According to posts on Blind, recent comp packages at Coinbase, which benchmarks its compensation to the 75th percentile of its competitive set, range from $362,000 a year for a senior protocol engineer to $672,550 a year for an infrastructure engineer. And, while Google workers might get free food and Facebook gives its new hires cool Patagonia backpacks, crypto and Web3 startups might instead reward their teams with token allocations or travel perks.

“If it’s a startup, sometimes the ability to have the revenue to match comp levels is difficult, so we have to be very creative and look at it as total reward, not just traditional office perks,” Barker says. “Some crypto companies offer tokens instead of equity, as well as sign-on bonuses, enhanced family leave, fast-tracked career progression, unlimited paid time off.”

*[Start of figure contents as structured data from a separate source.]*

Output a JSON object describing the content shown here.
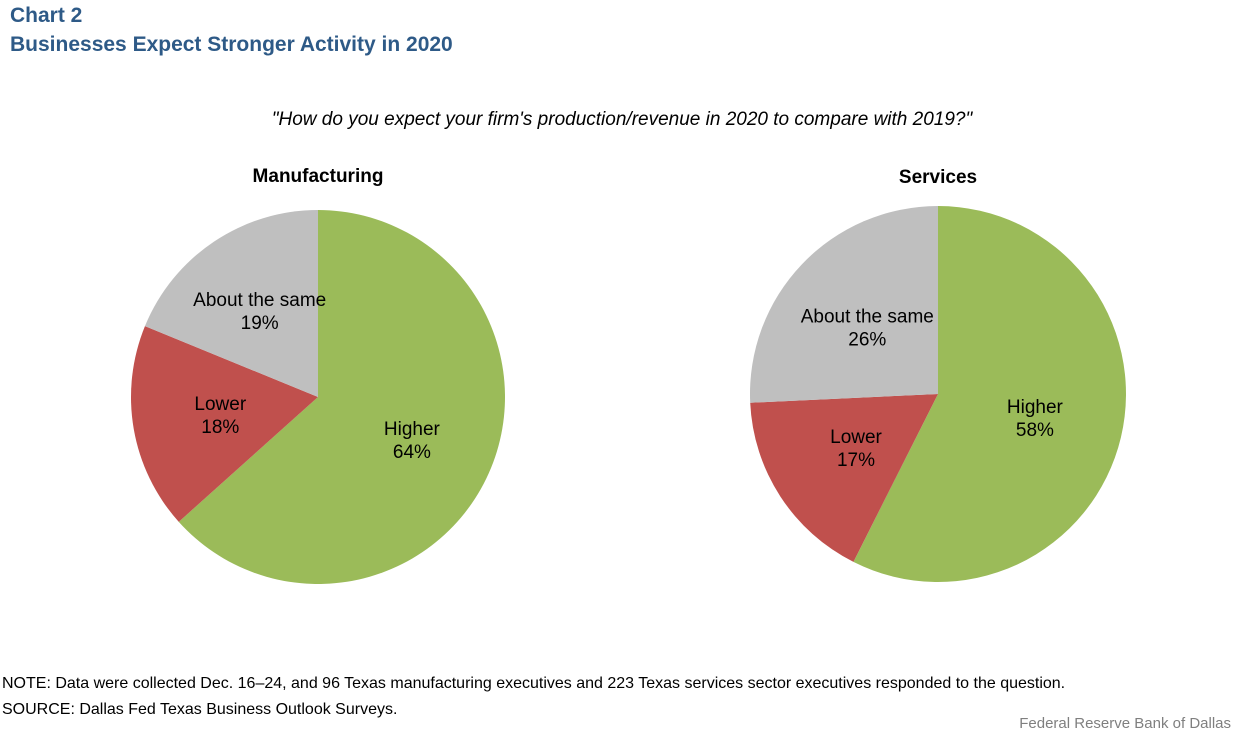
{
  "header": {
    "chart_number": "Chart 2",
    "title": "Businesses Expect Stronger Activity in 2020",
    "question": "\"How do you expect your firm's production/revenue in 2020 to compare with 2019?\""
  },
  "colors": {
    "title": "#2e5a87",
    "higher": "#9bbb59",
    "lower": "#c0504d",
    "same": "#bfbfbf",
    "credit": "#7f7f7f"
  },
  "chart_data": [
    {
      "type": "pie",
      "title": "Manufacturing",
      "unit": "%",
      "slices": [
        {
          "label": "Higher",
          "value": 64,
          "value_label": "64%",
          "color": "#9bbb59"
        },
        {
          "label": "Lower",
          "value": 18,
          "value_label": "18%",
          "color": "#c0504d"
        },
        {
          "label": "About the same",
          "value": 19,
          "value_label": "19%",
          "color": "#bfbfbf"
        }
      ]
    },
    {
      "type": "pie",
      "title": "Services",
      "unit": "%",
      "slices": [
        {
          "label": "Higher",
          "value": 58,
          "value_label": "58%",
          "color": "#9bbb59"
        },
        {
          "label": "Lower",
          "value": 17,
          "value_label": "17%",
          "color": "#c0504d"
        },
        {
          "label": "About the same",
          "value": 26,
          "value_label": "26%",
          "color": "#bfbfbf"
        }
      ]
    }
  ],
  "footer": {
    "note": "NOTE: Data were collected Dec. 16–24, and 96 Texas manufacturing executives and 223 Texas services sector executives responded to the question.",
    "source": "SOURCE: Dallas Fed Texas Business Outlook Surveys.",
    "credit": "Federal Reserve Bank of Dallas"
  }
}
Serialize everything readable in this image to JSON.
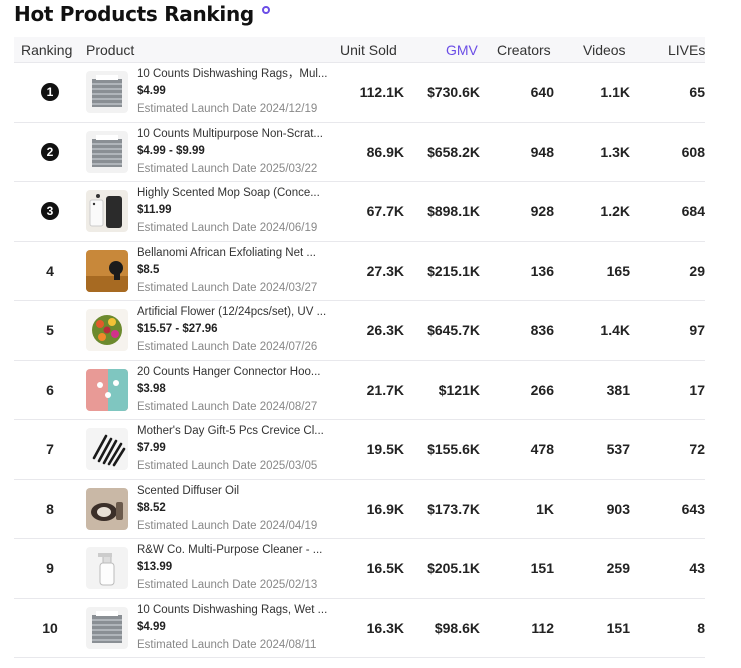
{
  "title": "Hot Products Ranking",
  "columns": {
    "ranking": "Ranking",
    "product": "Product",
    "unit_sold": "Unit Sold",
    "gmv": "GMV",
    "creators": "Creators",
    "videos": "Videos",
    "lives": "LIVEs"
  },
  "colors": {
    "accent": "#6b4de6"
  },
  "rows": [
    {
      "rank": "1",
      "name": "10 Counts Dishwashing Rags，Mul...",
      "price": "$4.99",
      "date": "Estimated Launch Date 2024/12/19",
      "unit_sold": "112.1K",
      "gmv": "$730.6K",
      "creators": "640",
      "videos": "1.1K",
      "lives": "65",
      "thumb": "rags"
    },
    {
      "rank": "2",
      "name": "10 Counts Multipurpose Non-Scrat...",
      "price": "$4.99 - $9.99",
      "date": "Estimated Launch Date 2025/03/22",
      "unit_sold": "86.9K",
      "gmv": "$658.2K",
      "creators": "948",
      "videos": "1.3K",
      "lives": "608",
      "thumb": "rags"
    },
    {
      "rank": "3",
      "name": "Highly Scented Mop Soap (Conce...",
      "price": "$11.99",
      "date": "Estimated Launch Date 2024/06/19",
      "unit_sold": "67.7K",
      "gmv": "$898.1K",
      "creators": "928",
      "videos": "1.2K",
      "lives": "684",
      "thumb": "soap"
    },
    {
      "rank": "4",
      "name": "Bellanomi African Exfoliating Net ...",
      "price": "$8.5",
      "date": "Estimated Launch Date 2024/03/27",
      "unit_sold": "27.3K",
      "gmv": "$215.1K",
      "creators": "136",
      "videos": "165",
      "lives": "29",
      "thumb": "net"
    },
    {
      "rank": "5",
      "name": "Artificial Flower (12/24pcs/set), UV ...",
      "price": "$15.57 - $27.96",
      "date": "Estimated Launch Date 2024/07/26",
      "unit_sold": "26.3K",
      "gmv": "$645.7K",
      "creators": "836",
      "videos": "1.4K",
      "lives": "97",
      "thumb": "flower"
    },
    {
      "rank": "6",
      "name": "20 Counts Hanger Connector Hoo...",
      "price": "$3.98",
      "date": "Estimated Launch Date 2024/08/27",
      "unit_sold": "21.7K",
      "gmv": "$121K",
      "creators": "266",
      "videos": "381",
      "lives": "17",
      "thumb": "hanger"
    },
    {
      "rank": "7",
      "name": "Mother's Day Gift-5 Pcs Crevice Cl...",
      "price": "$7.99",
      "date": "Estimated Launch Date 2025/03/05",
      "unit_sold": "19.5K",
      "gmv": "$155.6K",
      "creators": "478",
      "videos": "537",
      "lives": "72",
      "thumb": "brush"
    },
    {
      "rank": "8",
      "name": "Scented Diffuser Oil",
      "price": "$8.52",
      "date": "Estimated Launch Date 2024/04/19",
      "unit_sold": "16.9K",
      "gmv": "$173.7K",
      "creators": "1K",
      "videos": "903",
      "lives": "643",
      "thumb": "cat"
    },
    {
      "rank": "9",
      "name": "R&W Co. Multi-Purpose Cleaner - ...",
      "price": "$13.99",
      "date": "Estimated Launch Date 2025/02/13",
      "unit_sold": "16.5K",
      "gmv": "$205.1K",
      "creators": "151",
      "videos": "259",
      "lives": "43",
      "thumb": "spray"
    },
    {
      "rank": "10",
      "name": "10 Counts Dishwashing Rags, Wet ...",
      "price": "$4.99",
      "date": "Estimated Launch Date 2024/08/11",
      "unit_sold": "16.3K",
      "gmv": "$98.6K",
      "creators": "112",
      "videos": "151",
      "lives": "8",
      "thumb": "rags"
    }
  ]
}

At Nansen, for example, Barker says one of the most attractive benefits employees can take advantage of is the opportunity to work remotely, all-expenses-paid, at any of the company’s hubs—three of which are located in Miami, Lisbon, and Singapore, with several more to come. “Candidates who come on board can work there for up to three months,” she says. “We’ll pay for your flights, for your accommodation, your office space. We’ll help with visas. All you have to do is pay for your own food, that’s it.”

But beyond the perks and frills, recruiters and HR executives say that it’s the empowering work culture of Web3 startups that makes the prospect of joining so compelling to disillusioned Web2 workers.

“The culture is completely different,” Barker says. “People come to us and they want to work how they want, in the way they want, when they want. It’s not just about remote working, it’s about having options. They are almost working as if they are founders and CEOs themselves—they want that kind of respect, and so they should, because everyone is that valuable on the team.”